Enoch furrowed his brow as he considered my words. “Why couldn’t you live outside? Why weren’t you free? Are all humans housed inside the Compound?”

“No, there are civilians outside because there’s not enough room for everyone inside. I assume they brought me in because I was a kid. I wouldn’t have survived the vampires on my own.”

I picked at a hedge leaf. Enoch reached up and took my hand in his. “I know a little about what happened to you. When you were sick with fever on my ship, I witnessed you reliving part of it and it made me want to tear the sky apart.”

“You could probably do that,” I laughed.

He shook his head, disgusted. “None of what you’ve experienced at their hands is funny. It’s astonishing to me that you can still find it within you to laugh.”

“It’s a defense mechanism,” I admitted. “Much like sarcasm, which I am fluent in, by the way.”

He shook his head, bemused.

For the first time all evening, the headache faded and my head felt light. My lips tingled, though not uncomfortably, which I attributed to the wine. I’d had almost an entire glass, but since it was the first time I’d drank alcohol before, it must have affected my motor skills.

“I don’t want to leave,” I declared, sloppily throwing my arms around his neck and breathing him in.

“I don’t want you to go.” The way he said the words tattooed them onto my heart.

“Maybe Titus can unlink us and I can stay here,” I suggested.

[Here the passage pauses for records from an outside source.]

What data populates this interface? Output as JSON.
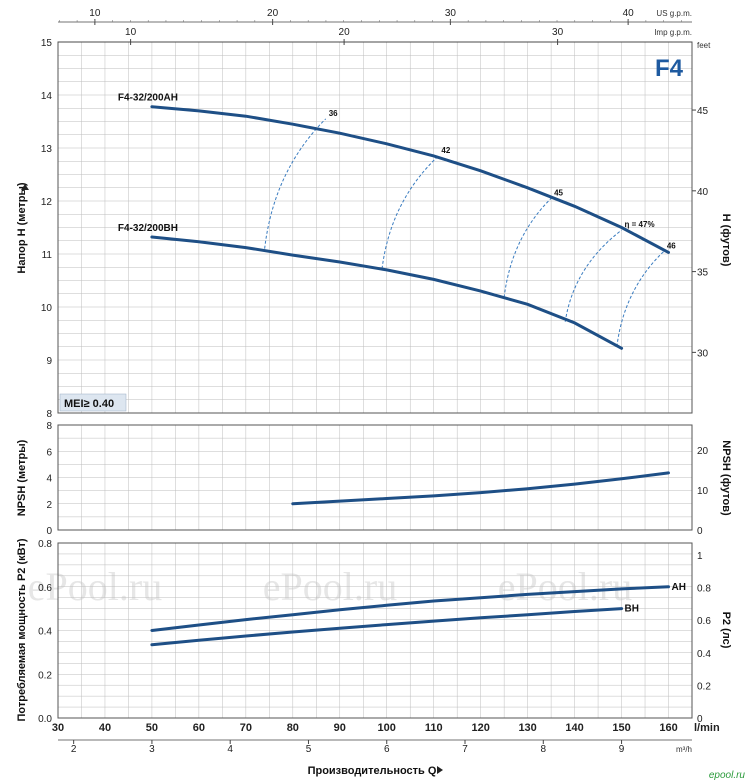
{
  "chart_data": {
    "type": "line",
    "badge": "F4",
    "mei_label": "MEI≥ 0.40",
    "watermark": "ePool.ru",
    "site_mark": "epool.ru",
    "colors": {
      "curve": "#1e4f86",
      "grid": "#bdbdbd",
      "badge": "#1e5aa0",
      "mei_bg": "#dde6f0"
    },
    "bottom_axis": {
      "label": "Производительность Q",
      "unit": "l/min",
      "range": [
        30,
        165
      ],
      "ticks": [
        30,
        40,
        50,
        60,
        70,
        80,
        90,
        100,
        110,
        120,
        130,
        140,
        150,
        160
      ]
    },
    "m3h_axis": {
      "unit": "m³/h",
      "ticks": [
        2,
        3,
        4,
        5,
        6,
        7,
        8,
        9
      ]
    },
    "us_gpm_axis": {
      "unit": "US g.p.m.",
      "ticks": [
        10,
        20,
        30,
        40
      ]
    },
    "imp_gpm_axis": {
      "unit": "Imp g.p.m.",
      "ticks": [
        10,
        20,
        30,
        40
      ]
    },
    "head_chart": {
      "ylabel": "Напор H (метры)",
      "ylim": [
        8,
        15
      ],
      "yticks": [
        8,
        9,
        10,
        11,
        12,
        13,
        14,
        15
      ],
      "right_label": "H (футов)",
      "right_unit": "feet",
      "right_ticks": [
        30,
        35,
        40,
        45
      ],
      "series": [
        {
          "name": "F4-32/200AH",
          "x": [
            50,
            60,
            70,
            80,
            90,
            100,
            110,
            120,
            130,
            140,
            150,
            160
          ],
          "y": [
            13.78,
            13.7,
            13.6,
            13.45,
            13.28,
            13.08,
            12.85,
            12.57,
            12.25,
            11.9,
            11.5,
            11.03
          ]
        },
        {
          "name": "F4-32/200BH",
          "x": [
            50,
            60,
            70,
            80,
            90,
            100,
            110,
            120,
            130,
            140,
            150
          ],
          "y": [
            11.32,
            11.23,
            11.12,
            10.98,
            10.85,
            10.7,
            10.52,
            10.3,
            10.05,
            9.7,
            9.22
          ]
        }
      ],
      "efficiency_lines": [
        {
          "label": "36",
          "from": [
            74,
            11.1
          ],
          "to": [
            87,
            13.55
          ]
        },
        {
          "label": "42",
          "from": [
            99,
            10.72
          ],
          "to": [
            111,
            12.85
          ]
        },
        {
          "label": "45",
          "from": [
            125,
            10.18
          ],
          "to": [
            135,
            12.05
          ]
        },
        {
          "label": "η = 47%",
          "from": [
            138,
            9.72
          ],
          "to": [
            150,
            11.45
          ]
        },
        {
          "label": "46",
          "from": [
            149,
            9.25
          ],
          "to": [
            159,
            11.05
          ]
        }
      ]
    },
    "npsh_chart": {
      "ylabel": "NPSH (метры)",
      "ylim": [
        0,
        8
      ],
      "yticks": [
        0,
        2,
        4,
        6,
        8
      ],
      "right_label": "NPSH (футов)",
      "right_ticks": [
        0,
        10,
        20
      ],
      "series": [
        {
          "name": "NPSH",
          "x": [
            80,
            90,
            100,
            110,
            120,
            130,
            140,
            150,
            160
          ],
          "y": [
            2.0,
            2.2,
            2.4,
            2.6,
            2.85,
            3.15,
            3.5,
            3.9,
            4.35
          ]
        }
      ]
    },
    "power_chart": {
      "ylabel": "Потребляемая мощность P2 (кВт)",
      "ylim": [
        0,
        0.8
      ],
      "yticks": [
        0,
        0.2,
        0.4,
        0.6,
        0.8
      ],
      "right_label": "P2 (лс)",
      "right_ticks": [
        0,
        0.2,
        0.4,
        0.6,
        0.8,
        1
      ],
      "series": [
        {
          "name": "AH",
          "x": [
            50,
            60,
            70,
            80,
            90,
            100,
            110,
            120,
            130,
            140,
            150,
            160
          ],
          "y": [
            0.4,
            0.425,
            0.45,
            0.472,
            0.495,
            0.515,
            0.535,
            0.55,
            0.565,
            0.578,
            0.59,
            0.6
          ]
        },
        {
          "name": "BH",
          "x": [
            50,
            60,
            70,
            80,
            90,
            100,
            110,
            120,
            130,
            140,
            150
          ],
          "y": [
            0.335,
            0.355,
            0.375,
            0.393,
            0.41,
            0.427,
            0.443,
            0.458,
            0.472,
            0.487,
            0.5
          ]
        }
      ]
    }
  }
}
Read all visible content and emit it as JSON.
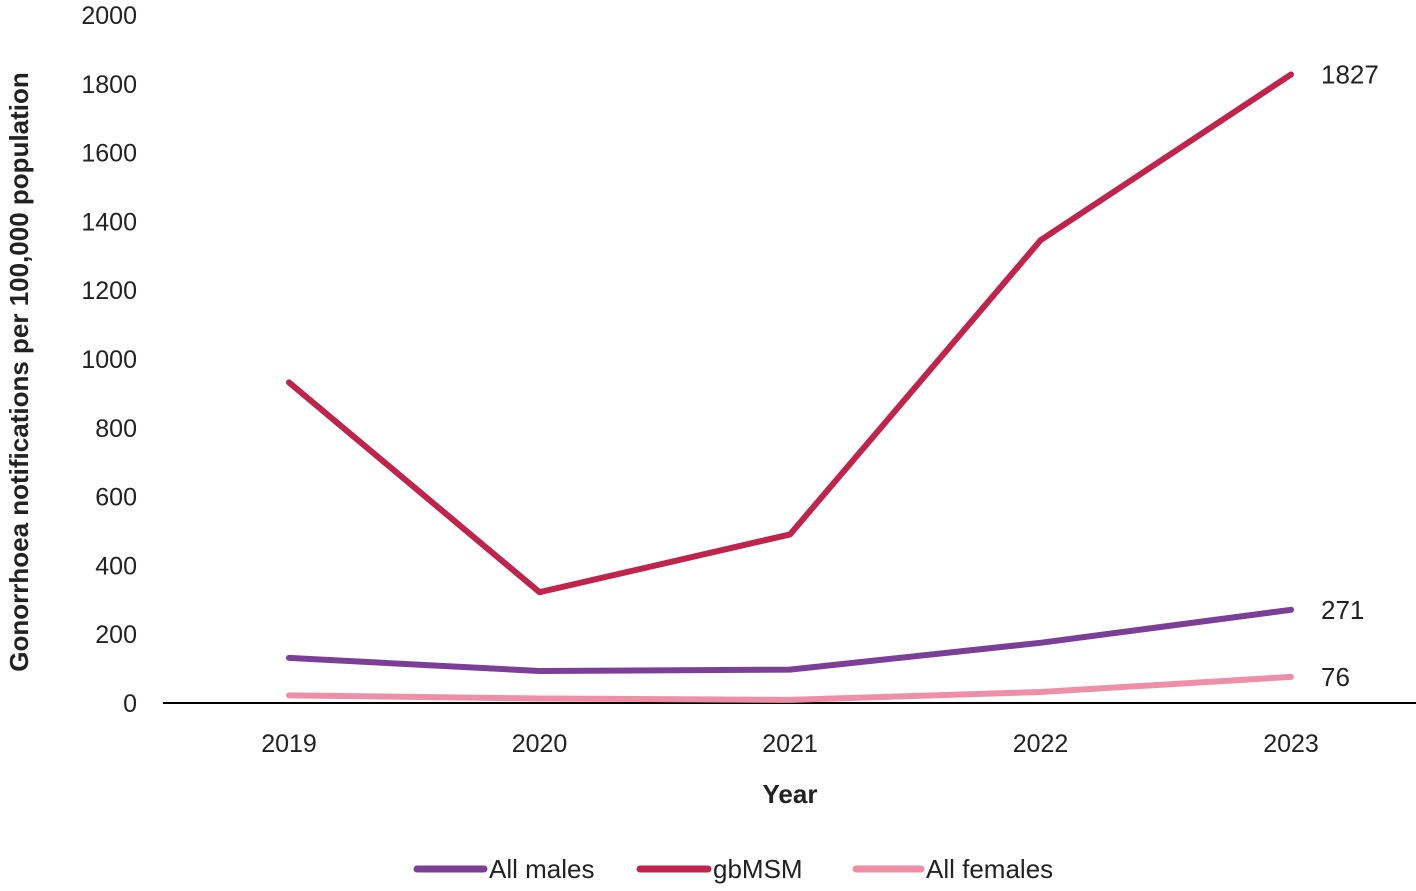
{
  "chart_data": {
    "type": "line",
    "title": "",
    "xlabel": "Year",
    "ylabel": "Gonorrhoea notifications per 100,000 population",
    "x": [
      "2019",
      "2020",
      "2021",
      "2022",
      "2023"
    ],
    "ylim": [
      0,
      2000
    ],
    "yticks": [
      0,
      200,
      400,
      600,
      800,
      1000,
      1200,
      1400,
      1600,
      1800,
      2000
    ],
    "grid": false,
    "legend_position": "bottom",
    "series": [
      {
        "name": "All males",
        "color": "#7B3F98",
        "values": [
          131,
          93,
          97,
          175,
          271
        ],
        "end_label": "271"
      },
      {
        "name": "gbMSM",
        "color": "#C0244C",
        "values": [
          932,
          322,
          490,
          1345,
          1827
        ],
        "end_label": "1827"
      },
      {
        "name": "All females",
        "color": "#EE8FA7",
        "values": [
          22,
          13,
          9,
          32,
          76
        ],
        "end_label": "76"
      }
    ]
  }
}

“Would you really consider it?” he asked, brows raised. His eyes searched mine for the answer I could tell he desperately wanted.

I kissed him. Of course I would consider it. What we needed was to quit doing what everyone else expected and do what we wanted for a change. I’d just make sure Titus was good to return on his own and then ask him to help me remove the tech.

I wrapped my arms around his neck and giggled. My head felt like fizzy water; bubbles surged and popped and rushed to the tips of my toes and fingers.

I couldn’t feel them. They’d gone to sleep.

My lips were numb, too. Really numb. I reached up to feel them and couldn’t raise my hand high enough.

“Are you well?” Enoch asked suddenly, holding me by the elbows.